The Last Detail (1973); Hal Ashby, director.

This one may not be obscure enough, but I don’t care. It is one of my favorite movies of all time and if I can convince one person who hasn’t heard of it to go see it, I’ll withstand ten cries of “bullshit!” in the comments.

This was the movie – not Easy Rider – that cemented Jack Nicholson’s badass persona. Hell, his character’s name is Bad Ass! In The Last Detail he and Otis Young must escort Randy Quaid across the country to waste the rest of his life in the brig for a stupid, petty crime. It is so counter-culture that it actually presents characters who love the military as rebellious anti-heroes. (In 1973!)

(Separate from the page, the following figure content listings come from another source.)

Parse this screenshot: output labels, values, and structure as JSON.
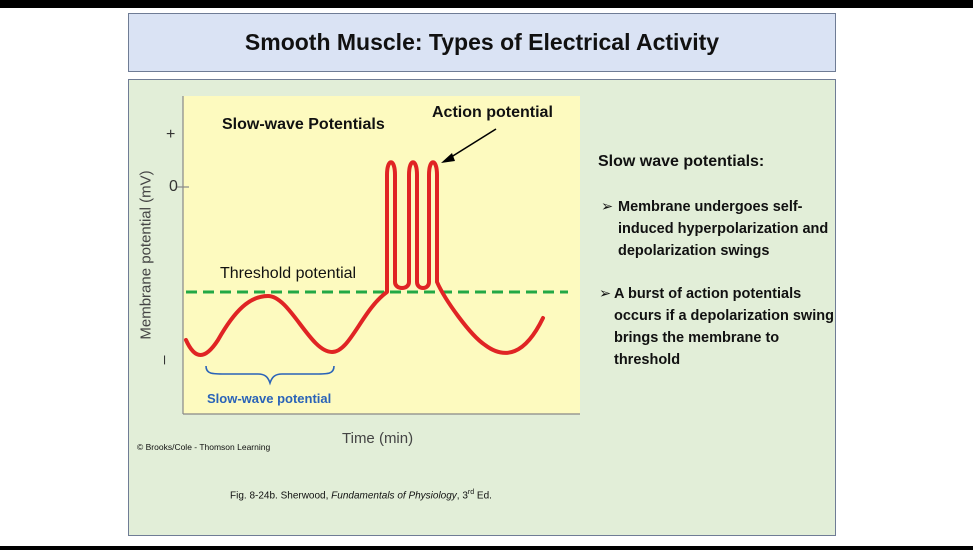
{
  "title": "Smooth Muscle: Types of Electrical Activity",
  "diagram": {
    "y_axis_label": "Membrane potential (mV)",
    "y_tick_plus": "+",
    "y_tick_zero": "0",
    "y_tick_minus": "–",
    "x_axis_label": "Time (min)",
    "slow_wave_title": "Slow-wave Potentials",
    "action_potential_label": "Action potential",
    "threshold_label": "Threshold potential",
    "slow_wave_bracket_label": "Slow-wave potential",
    "credit": "© Brooks/Cole - Thomson Learning",
    "colors": {
      "trace": "#e02424",
      "threshold": "#22a845",
      "bracket": "#2a63b8",
      "plot_background": "#fdfabf"
    }
  },
  "caption": {
    "prefix": "Fig. 8-24b. Sherwood, ",
    "book": "Fundamentals of Physiology",
    "suffix_num": ", 3",
    "sup": "rd",
    "suffix_end": " Ed."
  },
  "notes": {
    "heading": "Slow wave potentials:",
    "bullet_marker": "➢",
    "bullets": [
      "Membrane undergoes self-induced hyperpolarization and depolarization swings",
      "A burst of action potentials occurs if a depolarization swing brings the membrane to threshold"
    ]
  }
}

The Last Detail is a vulgar and hilarious road picture with an extended sequence of three sailors in their underwear drinking canned Schlitz. It might be the best film made about male bonding and if Todd Philips ever watched it he might feel compelled to burn the negatives of The Hangover Part II.

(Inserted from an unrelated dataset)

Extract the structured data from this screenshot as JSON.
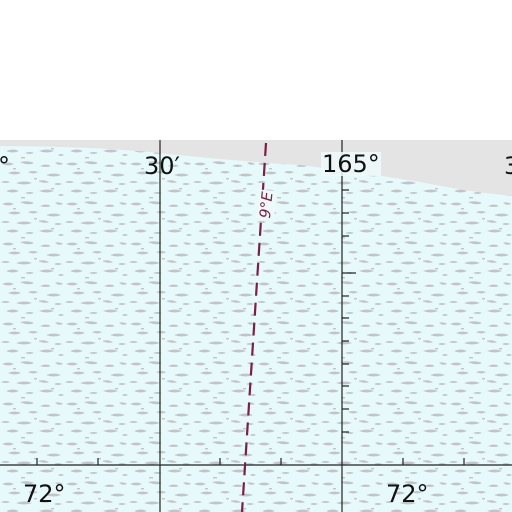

Fat City (1972); John Huston, director.

One of the exciting things about New Hollywood is how it gave a shot of adrenaline to a number of Old Hollywood artists. Chief among them John Huston.

The director of The Treasure of the Sierra Madre and The Maltese Falcon ended his career with a series of innovative films, my favorite of which is the depressing-as-all-hell skid row boxing picture Fat City.

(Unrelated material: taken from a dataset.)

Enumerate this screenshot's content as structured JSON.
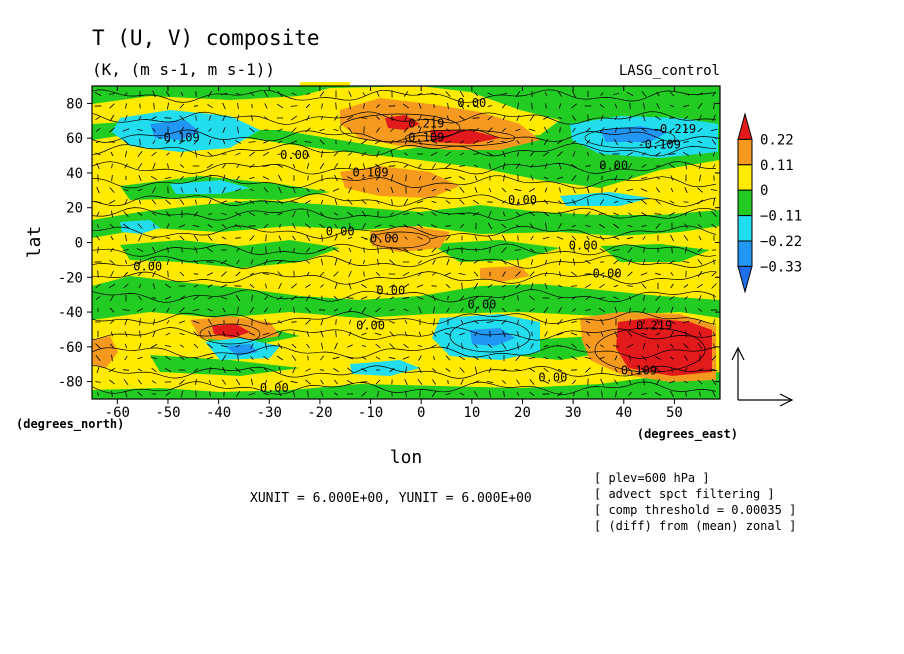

It stars Stacy Keach as a washed-up fighter looking for something, anything, to cling to before his destroyed body conks out. Jeff Bridges co-stars as the chipper, eighteen year old newcomer and Susan Tyrrell is heartbreaking as the barfly/lover. Kris Kristofferson’s drunk barroom music provides the score, Steinbeck-country California provides the setting. Have a drink ready after this one.

Taking Off (1971); Milos Forman, director.

New Hollywood took a lot of its cues from Europe, but there were a few Europeans who took advantage of the studios’ desire to try new things and came over here. Milos Forman, the central figure of this period in Czech cinema made his American debut with this satire on the generation gap.

In Taking Off Lynn Carlin and Buck Henry come face to face with modern times when their daughter runs away from home to live with hippies in New York’s East Village. It is a great example of Forman’s ability to touch upon important social issues through inappropriate humor. I’ve no doubt that this marijuana sequence was quite controversial in its day. (Yes, that’s Mr. Bentley from The Jeffersons who is “beginning to feel something.”)

The Hired Hand(1971); Peter Fonda, director.

AND

The Last Movie (1971); Dennis Hoppper, director.

I’m including both here because I’d like to maintain detente between the Fonda and Hopper camps.

The creators of Easy Rider parted company after changing the world and each followed up with a spin on the Western.

Fonda’s is the more traditional of the two, following the story of a Western roughneck trying to right the wrongs of his past. It makes grand use of evocative montages and music, more of a tone poem than a white hat/black hat tale.

While Fonda kept his focus small, Hopper went bananas with one of cinema’s more famous boondoggles. Most people have heard of this movie, not that many have seen it. I have (in a theater! Yay NYC’s Anthology Film Archives!) and I can assure you that it is actually kinda good. It is a hallucinatory, rambling tale about a film crew that comes to shoot a Western in Peru (with Samuel Fuller!) and a stunt man who doesn’t leave. Much like Hi, Mom! there are sequences that split from the narrative – that may or may not be “real” – that parody sitcom conventions. It is easy to shrug this film off as stoned mumbo-jumbo, but there is a method to it, as well as some really marvelous scenes.

So these are my eight picks. If you are a true movie nut you are boiling with rage over the ones I left out. Let me hear about it in the comments – but if you say something like Chinatown you are forgetting that these have to be underrepresented movies, and we will all come and yell at you.